When researchers can’t agree on the right place to dig, nobody gets very deep. This current gray zone is “extremely dangerous,” says Zendle. If social media is falsely framed as addictive, “individuals will be treated in a way that is inappropriate to their lives, causing detriment over the long term,” and it delegitimizes the severity of true addictions, he says. If it’s as addictive as illicit drugs, and science misses it, a huge corporate threat to public health could be running unchecked.

“This is a nice small-scale study,” says Zendle. “What we need are radical, gigantic studies, to the point where when you see nothing going on, you are extremely confident that nothing really is going on.”

Part of the challenge of determining whether or not problematic social media use is classified as an addiction is that behavioral addictions are newly defined, says Zendle, with gambling addiction the only such disorder recognized by official diagnostic criteria.

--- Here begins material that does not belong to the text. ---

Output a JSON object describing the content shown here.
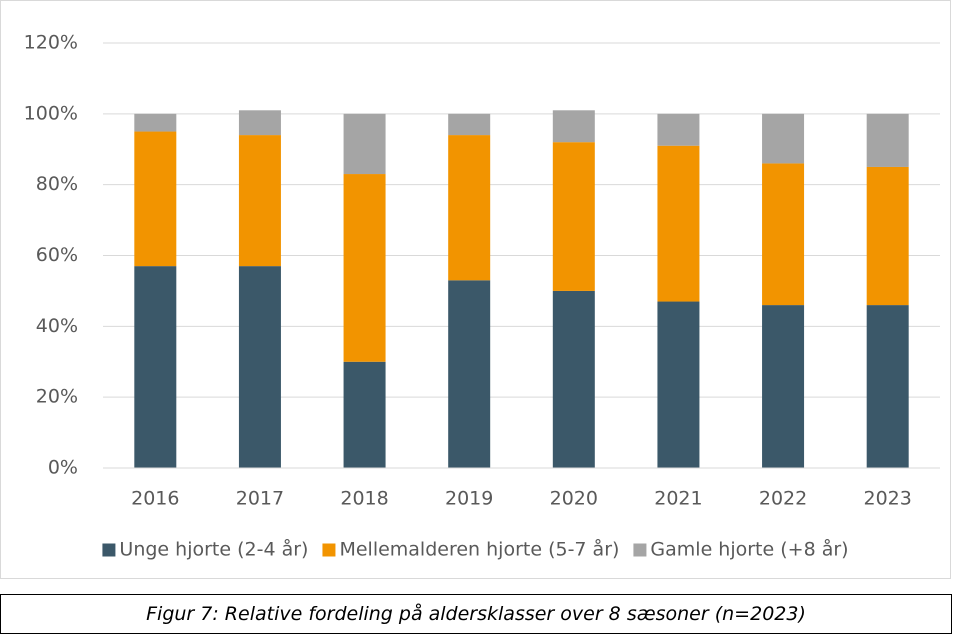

In gambling, researchers first noticed that a stimulus other than a chemical substance could create near-identical effects in the brain. “That transposition unlocked the world of behavioral addictions,” says Zendle. “But what we are now wondering as a community is where else it might be helpful to transpose this.”

Parallels with video game resarch

To see the long-term consequences of these sorts of competing paradigms in research, just look to the debate surrounding the harms of video-game violence, says Zendle, where there’s “an enormously mixed evidence base.” Because of back-and-forth “bad faith” research, he says, scientists are unable to advise psychologists, lawmakers, and game designers in any meaningful way, so drowned out has any consistent truth become.

Wadsley and Ihssen’s study feels more balanced not only because it marks another strike against the addiction theory, but also because it found none of the equivocally positive effects on mood that other studies have suggested comes from a social media break or “digital detox.” Instead, the results showed a varied mix of effects on mood, which most closely resembles the actual variation on findings across research on the topic, rather than sharply negative or positive effects that many individual studies show. 

This null finding isn’t inconsequential. Instead, it’s as strong an indicator as research has seen that current thinking about social media and addiction just might not line up with what’s actually happening inside the brain. Social media use is far too complicated and varied to tackle as an addictive substance, says Ihssen. “Even though it can cause issues with excessive use … I think we should not over-pathologize those behaviors.”